Rotator cuff tears are tears in the tendons of the shoulder. Most people know about rotator cuff tears, but are surprised to learn that having a rotator cuff tear is not always painful. Most tears happen slowly over time. These tears are called "degenerative" tears because they occur slowly and are not the result of a single injury. On top of that, they are often not painful. Most people don't even know they have a tear until it starts to bother them. They may notice a loss of strength but no pain, and many do not seek treatment because the process is so slow. Recently, researchers in Norway did a study that asked the question: "If a person has a rotator cuff tear that doesn't hurt, what happens to it over time?" This question is important to answer in order determine the right course of action for people with a torn rotator cuff. If tears don't get any worse with time, then maybe surgery can be avoided.
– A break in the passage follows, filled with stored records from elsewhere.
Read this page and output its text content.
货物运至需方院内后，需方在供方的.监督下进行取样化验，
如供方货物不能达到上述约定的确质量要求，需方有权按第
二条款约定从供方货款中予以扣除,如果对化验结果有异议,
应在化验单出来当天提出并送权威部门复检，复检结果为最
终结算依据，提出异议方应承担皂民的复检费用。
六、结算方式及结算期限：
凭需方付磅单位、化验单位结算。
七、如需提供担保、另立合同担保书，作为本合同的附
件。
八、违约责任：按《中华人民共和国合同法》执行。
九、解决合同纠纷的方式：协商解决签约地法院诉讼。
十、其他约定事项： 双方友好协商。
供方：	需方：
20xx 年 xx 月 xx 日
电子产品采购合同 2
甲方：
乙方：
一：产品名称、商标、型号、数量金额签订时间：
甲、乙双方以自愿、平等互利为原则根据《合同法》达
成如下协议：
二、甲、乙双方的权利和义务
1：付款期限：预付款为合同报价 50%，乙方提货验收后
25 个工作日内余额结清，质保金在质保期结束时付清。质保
In this Norwegian study, researchers did MRI scans on people with no shoulder pain. They found 80 people with a rotator cuff tear that was not painful. These people did not even know they had a tear, it was only found because they were in a study. The researchers then followed along, without doing surgery, for three years. During that time, about 40% of the people began to feel pain, and many of them had tears that increased in size and severity. In other words, many people got worse and their tears got worse. This information is important, because it suggests that when a tear is found, it ought to be fixed to give a person the best chance of healing and to prevent the tear from getting larger.
There are limitations to studies like this, but it suggests to me that younger patients (less than 65 years old ) with rotator cuff tears should strongly consider surgery, because the tear has a good chance of worsening with time. Doing nothing is not going to get the tear to heal. This is why I most often recommend rotator cuff repair for my active patients younger than 65 years old.